Requirement 7: Support for targeted refinement. The system should reveal not only which alternative is preferable under current knowledge, but also which uncertainties most determine that preference and which analytical investments would most improve decision quality. The regret sensitivity and scenario discovery diagnostics of the DMDU orchestration layer provide this service, making the ensemble analysis self-directing in its development logic.
Table 1.1 summarises these requirements and their primary architectural implications. Module 3 develops each architectural response in full; Module 6 demonstrates them in the proof of concept.
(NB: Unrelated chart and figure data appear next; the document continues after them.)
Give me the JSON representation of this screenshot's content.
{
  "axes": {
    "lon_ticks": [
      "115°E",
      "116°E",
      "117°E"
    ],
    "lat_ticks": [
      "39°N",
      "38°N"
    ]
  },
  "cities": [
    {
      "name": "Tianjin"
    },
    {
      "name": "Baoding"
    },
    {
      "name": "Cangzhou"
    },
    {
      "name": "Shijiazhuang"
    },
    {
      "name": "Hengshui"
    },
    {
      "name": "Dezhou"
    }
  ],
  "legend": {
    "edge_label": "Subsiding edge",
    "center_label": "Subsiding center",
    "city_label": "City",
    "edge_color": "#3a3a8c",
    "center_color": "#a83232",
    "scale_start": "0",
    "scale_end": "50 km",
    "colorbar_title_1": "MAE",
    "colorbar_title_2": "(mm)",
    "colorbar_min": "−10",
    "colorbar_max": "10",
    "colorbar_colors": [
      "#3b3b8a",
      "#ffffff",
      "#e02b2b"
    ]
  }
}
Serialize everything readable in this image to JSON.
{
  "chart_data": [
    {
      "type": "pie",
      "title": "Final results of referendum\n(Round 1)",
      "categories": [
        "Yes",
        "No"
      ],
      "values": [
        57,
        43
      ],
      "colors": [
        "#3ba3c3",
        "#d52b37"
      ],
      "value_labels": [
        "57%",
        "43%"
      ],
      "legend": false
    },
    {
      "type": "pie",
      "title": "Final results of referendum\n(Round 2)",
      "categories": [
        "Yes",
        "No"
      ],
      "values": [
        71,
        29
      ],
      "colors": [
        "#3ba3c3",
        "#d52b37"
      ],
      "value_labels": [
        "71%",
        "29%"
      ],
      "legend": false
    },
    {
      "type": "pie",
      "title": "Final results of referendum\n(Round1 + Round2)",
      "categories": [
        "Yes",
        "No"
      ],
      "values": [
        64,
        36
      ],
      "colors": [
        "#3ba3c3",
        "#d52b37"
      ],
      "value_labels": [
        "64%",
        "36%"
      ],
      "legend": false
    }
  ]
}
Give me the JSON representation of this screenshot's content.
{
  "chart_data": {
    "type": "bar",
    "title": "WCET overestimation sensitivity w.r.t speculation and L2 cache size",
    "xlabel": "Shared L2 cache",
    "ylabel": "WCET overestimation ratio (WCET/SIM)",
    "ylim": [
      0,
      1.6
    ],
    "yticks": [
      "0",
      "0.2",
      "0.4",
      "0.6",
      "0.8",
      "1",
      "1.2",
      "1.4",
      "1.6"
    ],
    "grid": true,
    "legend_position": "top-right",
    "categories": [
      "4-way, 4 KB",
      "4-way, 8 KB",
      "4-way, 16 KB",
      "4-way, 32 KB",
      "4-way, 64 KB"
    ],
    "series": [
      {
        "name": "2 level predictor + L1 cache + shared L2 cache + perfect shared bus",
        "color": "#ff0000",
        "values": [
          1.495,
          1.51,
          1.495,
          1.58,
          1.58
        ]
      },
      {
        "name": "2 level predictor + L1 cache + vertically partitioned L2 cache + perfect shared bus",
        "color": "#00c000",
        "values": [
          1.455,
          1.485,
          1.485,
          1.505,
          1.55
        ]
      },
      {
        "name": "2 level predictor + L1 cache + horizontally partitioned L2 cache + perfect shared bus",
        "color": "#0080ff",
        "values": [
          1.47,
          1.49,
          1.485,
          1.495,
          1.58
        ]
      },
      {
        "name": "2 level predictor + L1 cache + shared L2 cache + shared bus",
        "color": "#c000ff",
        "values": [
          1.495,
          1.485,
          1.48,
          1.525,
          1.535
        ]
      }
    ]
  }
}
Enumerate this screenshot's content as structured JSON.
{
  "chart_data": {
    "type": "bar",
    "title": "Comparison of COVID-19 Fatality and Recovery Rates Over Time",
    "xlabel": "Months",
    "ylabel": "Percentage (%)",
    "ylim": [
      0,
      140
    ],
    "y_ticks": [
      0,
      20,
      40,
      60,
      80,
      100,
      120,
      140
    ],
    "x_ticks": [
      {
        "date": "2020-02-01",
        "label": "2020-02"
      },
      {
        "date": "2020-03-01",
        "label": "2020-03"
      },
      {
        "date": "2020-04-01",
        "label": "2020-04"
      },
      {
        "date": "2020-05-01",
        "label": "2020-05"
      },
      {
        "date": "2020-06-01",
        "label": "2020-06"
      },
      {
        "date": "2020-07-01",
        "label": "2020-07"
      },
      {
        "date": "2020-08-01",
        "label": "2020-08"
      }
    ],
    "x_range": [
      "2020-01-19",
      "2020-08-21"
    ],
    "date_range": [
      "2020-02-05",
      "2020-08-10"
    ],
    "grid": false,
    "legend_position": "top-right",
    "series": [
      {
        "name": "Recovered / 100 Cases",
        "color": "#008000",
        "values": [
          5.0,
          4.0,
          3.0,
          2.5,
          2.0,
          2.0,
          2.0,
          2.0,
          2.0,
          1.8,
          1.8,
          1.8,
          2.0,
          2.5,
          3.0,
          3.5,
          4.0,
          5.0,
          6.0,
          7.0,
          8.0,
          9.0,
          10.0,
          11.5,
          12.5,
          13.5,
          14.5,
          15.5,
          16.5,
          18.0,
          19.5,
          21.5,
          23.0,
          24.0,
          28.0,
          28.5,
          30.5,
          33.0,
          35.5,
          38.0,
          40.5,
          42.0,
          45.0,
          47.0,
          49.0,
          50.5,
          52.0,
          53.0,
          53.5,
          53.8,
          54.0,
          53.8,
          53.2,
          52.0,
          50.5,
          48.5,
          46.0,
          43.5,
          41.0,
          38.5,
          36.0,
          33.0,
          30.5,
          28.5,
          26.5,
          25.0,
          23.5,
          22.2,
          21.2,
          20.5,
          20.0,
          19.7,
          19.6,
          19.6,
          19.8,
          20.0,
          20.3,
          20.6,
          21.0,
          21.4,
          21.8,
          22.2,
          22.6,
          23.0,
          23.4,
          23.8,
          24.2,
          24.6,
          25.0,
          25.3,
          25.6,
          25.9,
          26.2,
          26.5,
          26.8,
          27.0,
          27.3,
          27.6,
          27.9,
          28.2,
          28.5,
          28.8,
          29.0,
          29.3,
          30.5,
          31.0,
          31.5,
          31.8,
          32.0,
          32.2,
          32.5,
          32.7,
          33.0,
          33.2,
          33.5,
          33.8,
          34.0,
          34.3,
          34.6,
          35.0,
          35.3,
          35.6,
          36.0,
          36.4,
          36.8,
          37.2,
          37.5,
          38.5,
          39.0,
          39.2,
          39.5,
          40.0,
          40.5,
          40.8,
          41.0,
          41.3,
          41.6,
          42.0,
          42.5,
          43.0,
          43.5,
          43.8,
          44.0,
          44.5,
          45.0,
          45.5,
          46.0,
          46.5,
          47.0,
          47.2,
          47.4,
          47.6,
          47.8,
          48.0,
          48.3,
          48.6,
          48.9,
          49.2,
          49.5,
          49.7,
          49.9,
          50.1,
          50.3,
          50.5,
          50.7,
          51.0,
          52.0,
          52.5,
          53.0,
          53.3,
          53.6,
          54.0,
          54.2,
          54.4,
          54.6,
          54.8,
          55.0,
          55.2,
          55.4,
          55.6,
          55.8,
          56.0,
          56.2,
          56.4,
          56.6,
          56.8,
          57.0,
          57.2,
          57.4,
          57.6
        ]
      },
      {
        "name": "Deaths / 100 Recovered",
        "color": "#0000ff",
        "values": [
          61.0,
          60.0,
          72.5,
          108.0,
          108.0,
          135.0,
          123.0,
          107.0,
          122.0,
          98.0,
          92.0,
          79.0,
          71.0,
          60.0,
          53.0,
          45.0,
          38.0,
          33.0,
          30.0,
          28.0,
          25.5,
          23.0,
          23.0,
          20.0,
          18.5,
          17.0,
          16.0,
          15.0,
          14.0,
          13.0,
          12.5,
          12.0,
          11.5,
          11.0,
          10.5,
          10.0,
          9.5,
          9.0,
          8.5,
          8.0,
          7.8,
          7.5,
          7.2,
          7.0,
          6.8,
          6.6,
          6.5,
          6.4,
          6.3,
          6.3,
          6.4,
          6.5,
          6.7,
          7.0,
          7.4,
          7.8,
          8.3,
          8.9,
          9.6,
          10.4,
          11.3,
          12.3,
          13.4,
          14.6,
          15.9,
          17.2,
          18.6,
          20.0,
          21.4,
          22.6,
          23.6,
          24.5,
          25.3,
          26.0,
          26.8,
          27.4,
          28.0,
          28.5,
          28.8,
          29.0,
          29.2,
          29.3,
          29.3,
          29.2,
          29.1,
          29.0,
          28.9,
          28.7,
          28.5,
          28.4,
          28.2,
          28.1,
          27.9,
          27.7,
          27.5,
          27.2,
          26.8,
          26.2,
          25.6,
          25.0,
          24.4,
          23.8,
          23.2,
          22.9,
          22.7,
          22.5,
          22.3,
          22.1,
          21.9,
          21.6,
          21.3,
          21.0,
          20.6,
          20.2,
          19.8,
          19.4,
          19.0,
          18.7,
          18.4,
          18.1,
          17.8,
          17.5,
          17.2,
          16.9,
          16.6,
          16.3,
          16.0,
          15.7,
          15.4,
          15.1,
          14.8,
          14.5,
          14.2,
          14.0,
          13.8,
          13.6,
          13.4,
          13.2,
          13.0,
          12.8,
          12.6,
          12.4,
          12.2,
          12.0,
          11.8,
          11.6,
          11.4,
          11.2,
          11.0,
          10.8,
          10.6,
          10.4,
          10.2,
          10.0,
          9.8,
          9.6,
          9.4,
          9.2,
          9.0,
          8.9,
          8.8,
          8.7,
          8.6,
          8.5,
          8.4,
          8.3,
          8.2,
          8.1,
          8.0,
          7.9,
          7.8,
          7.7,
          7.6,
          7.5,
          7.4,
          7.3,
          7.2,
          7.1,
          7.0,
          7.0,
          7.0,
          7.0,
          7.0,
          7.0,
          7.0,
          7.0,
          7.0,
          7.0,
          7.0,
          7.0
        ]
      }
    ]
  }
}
| Requirement | Architectural implication |
|---|---|
| 1. Explicitness of alternatives | Pathway variants declared and named in module configuration; each alternative is a separately identified entity in the backbone |
| 2. Explicitness of futures | FutureArtefacts declare all uncertain drivers; alternatives evaluated under shared, paired futures; decision-critical futures selected by consequence |
| 3. Decision-relevant outcomes | ResultArtefacts and DecisionSummaryArtefacts carry metrics tied to the decision frame, not model-internal variables |
| 4. Visibility of constraints and boundaries | Module interface declarations state scope, perspective, and what is excluded; results cannot be overgeneralised beyond their declared boundary |
| 5. Comparability across alternatives and futures | Paired-futures design and schema-governed artefact exchange enforce consistent measurement across pathways and versions |
| 6. Traceability and revisability | Append-only backbone with lineage records, schema versioning, and SHA256 hash integrity |
| 7. Support for targeted refinement | Regret sensitivity diagnostics and scenario discovery identify which uncertain drivers most strongly determine pathway preference |
These seven requirements define what any analytical system must provide. Module 2 asks what tools are available to generate the consequences these requirements demand. Module 3 designs the architecture that organises those tools so that the requirements are not merely stated but demonstrably satisfied.
Requirements-to-Architecture Mapping Table is in SM-1.7-A. Skip for conceptual reading; use when verifying implementation.